April 18th, 2020 by unkle lancifer · 3 Comments

I was born in 1961, so was a fresh, damp and impressionable target for some of the upsetting TV material of the 1960s and early 1970s. One of my more vivid memories is of a television special clearly intended to scare the audience away from ever experimenting with illegal drugs — and from LSD in particular.

In my jumbled recall, this program is linked with radio/television personality Art Linkletter, whose daughter Diane committed suicide by jumping out a window in 1969. The story bruited about (and encouraged by the Linkletter family) was that Diane had been tripping at the time, and jumped believing she could fly. According to, this was not the case, but Art Linkletter became a prominent anti-drug figure.

Anyway, I have a couple of distinct (well, distinct-ish) memories of this show — which had the intended effect on me at the time because it frightened the shit out of me. I have thought about these again and again in the intervening years, though the memories got blurrier and no doubt less reliable.

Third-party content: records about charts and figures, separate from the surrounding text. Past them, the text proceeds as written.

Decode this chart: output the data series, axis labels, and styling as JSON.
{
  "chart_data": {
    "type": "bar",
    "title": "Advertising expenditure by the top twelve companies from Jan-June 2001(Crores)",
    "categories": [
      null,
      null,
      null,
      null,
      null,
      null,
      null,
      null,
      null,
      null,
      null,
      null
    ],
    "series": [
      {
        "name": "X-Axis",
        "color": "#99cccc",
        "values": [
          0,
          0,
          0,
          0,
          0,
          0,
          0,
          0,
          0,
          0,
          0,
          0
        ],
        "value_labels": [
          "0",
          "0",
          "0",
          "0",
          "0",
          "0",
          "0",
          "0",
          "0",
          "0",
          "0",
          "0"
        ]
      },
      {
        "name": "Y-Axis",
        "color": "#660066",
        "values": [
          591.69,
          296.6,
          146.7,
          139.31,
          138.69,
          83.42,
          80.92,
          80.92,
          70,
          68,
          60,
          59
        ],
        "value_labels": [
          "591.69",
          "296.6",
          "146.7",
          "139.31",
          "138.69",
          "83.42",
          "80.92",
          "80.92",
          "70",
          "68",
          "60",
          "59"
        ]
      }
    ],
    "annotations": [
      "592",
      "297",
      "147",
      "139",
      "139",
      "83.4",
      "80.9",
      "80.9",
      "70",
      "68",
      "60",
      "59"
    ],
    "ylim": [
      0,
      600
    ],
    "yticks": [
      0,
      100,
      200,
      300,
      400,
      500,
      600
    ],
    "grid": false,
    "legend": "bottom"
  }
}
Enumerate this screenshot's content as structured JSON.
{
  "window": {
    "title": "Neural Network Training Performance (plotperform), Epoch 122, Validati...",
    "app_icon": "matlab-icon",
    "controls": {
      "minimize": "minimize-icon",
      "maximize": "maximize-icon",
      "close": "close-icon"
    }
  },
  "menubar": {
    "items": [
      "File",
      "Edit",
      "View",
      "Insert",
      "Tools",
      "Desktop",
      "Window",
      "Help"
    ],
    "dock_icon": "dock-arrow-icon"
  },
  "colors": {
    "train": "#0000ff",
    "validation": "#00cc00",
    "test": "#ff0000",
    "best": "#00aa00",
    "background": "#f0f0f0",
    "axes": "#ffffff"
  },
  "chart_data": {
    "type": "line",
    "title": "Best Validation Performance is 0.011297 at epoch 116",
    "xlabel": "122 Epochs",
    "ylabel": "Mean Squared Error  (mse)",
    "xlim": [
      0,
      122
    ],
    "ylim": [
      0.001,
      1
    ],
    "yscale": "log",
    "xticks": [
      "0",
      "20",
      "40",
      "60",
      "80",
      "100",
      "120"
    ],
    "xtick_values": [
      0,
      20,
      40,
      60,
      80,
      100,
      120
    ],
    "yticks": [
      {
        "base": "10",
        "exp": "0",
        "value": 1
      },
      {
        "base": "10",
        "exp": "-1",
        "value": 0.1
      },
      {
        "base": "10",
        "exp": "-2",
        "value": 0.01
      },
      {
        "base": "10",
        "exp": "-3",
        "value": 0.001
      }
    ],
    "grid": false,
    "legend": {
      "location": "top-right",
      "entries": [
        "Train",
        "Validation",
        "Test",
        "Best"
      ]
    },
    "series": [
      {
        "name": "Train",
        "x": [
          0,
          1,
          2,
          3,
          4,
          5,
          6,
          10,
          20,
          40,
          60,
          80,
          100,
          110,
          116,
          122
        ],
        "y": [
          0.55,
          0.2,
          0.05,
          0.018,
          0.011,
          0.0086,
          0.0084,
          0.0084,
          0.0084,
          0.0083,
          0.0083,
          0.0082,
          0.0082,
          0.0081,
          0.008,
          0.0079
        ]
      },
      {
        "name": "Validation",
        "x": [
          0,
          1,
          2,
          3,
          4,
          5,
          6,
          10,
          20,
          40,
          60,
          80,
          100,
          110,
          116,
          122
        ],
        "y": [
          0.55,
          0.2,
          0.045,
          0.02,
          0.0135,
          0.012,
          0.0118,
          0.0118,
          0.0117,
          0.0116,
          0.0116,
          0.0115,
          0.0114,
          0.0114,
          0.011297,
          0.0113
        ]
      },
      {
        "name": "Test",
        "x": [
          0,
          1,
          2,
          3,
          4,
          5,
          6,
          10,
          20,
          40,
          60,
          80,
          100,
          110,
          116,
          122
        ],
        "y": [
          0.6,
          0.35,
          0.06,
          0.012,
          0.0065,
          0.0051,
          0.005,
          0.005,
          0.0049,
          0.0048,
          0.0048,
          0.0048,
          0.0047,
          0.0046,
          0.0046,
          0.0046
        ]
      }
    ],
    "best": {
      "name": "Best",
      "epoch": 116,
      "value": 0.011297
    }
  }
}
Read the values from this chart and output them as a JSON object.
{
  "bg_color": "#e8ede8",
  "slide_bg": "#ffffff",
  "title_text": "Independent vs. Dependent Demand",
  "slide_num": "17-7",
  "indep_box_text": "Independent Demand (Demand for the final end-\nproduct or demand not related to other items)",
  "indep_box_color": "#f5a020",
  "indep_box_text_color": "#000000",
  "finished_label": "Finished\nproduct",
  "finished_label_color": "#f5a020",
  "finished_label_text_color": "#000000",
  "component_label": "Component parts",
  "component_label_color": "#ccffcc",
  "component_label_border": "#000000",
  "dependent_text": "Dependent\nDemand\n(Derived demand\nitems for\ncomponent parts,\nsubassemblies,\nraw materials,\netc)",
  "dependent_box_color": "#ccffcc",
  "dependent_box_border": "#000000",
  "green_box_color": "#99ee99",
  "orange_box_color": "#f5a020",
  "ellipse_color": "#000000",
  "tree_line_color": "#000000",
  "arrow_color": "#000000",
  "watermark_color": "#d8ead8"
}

Memory 1: there was at least one simulated ‘bad trip’ sequence. The specific bit I recall was a vision of what looked like skinny Giacometti-like sculptures, but made out of glass — and they were vomiting copious streams of glassy puke (not animated, though the sculptures might have been on rotating bases or something like that).

Memory 2: the worst memory I have of this delightful program was of it showing photos of the horribly deformed faces of the children you would have if you ever dropped acid. The layout of the shot I recall was multiple-row, like a page of a school yearbook from hell: I recall one-eyed faces, faces with trunk-like appendages proceeding from foreheads, real monsters. The photos had a somewhat blurred, distressed and artifacted look, which made them even worse.

I’ve searched for the film on Youtube, and while there are a number of examples of this *kind* of thing there, most of them are films that would have been shown in the classroom and I definitely remember this one being on TV.

Note: a number of people have asked me if I was remembering the movie Go Ask Alice, from 1973. I have watched it, and although there are frightening things in it (e.g. Shatner with a moustache, waka-jawaka music, the oily colors of the 70s) they are of a different nature.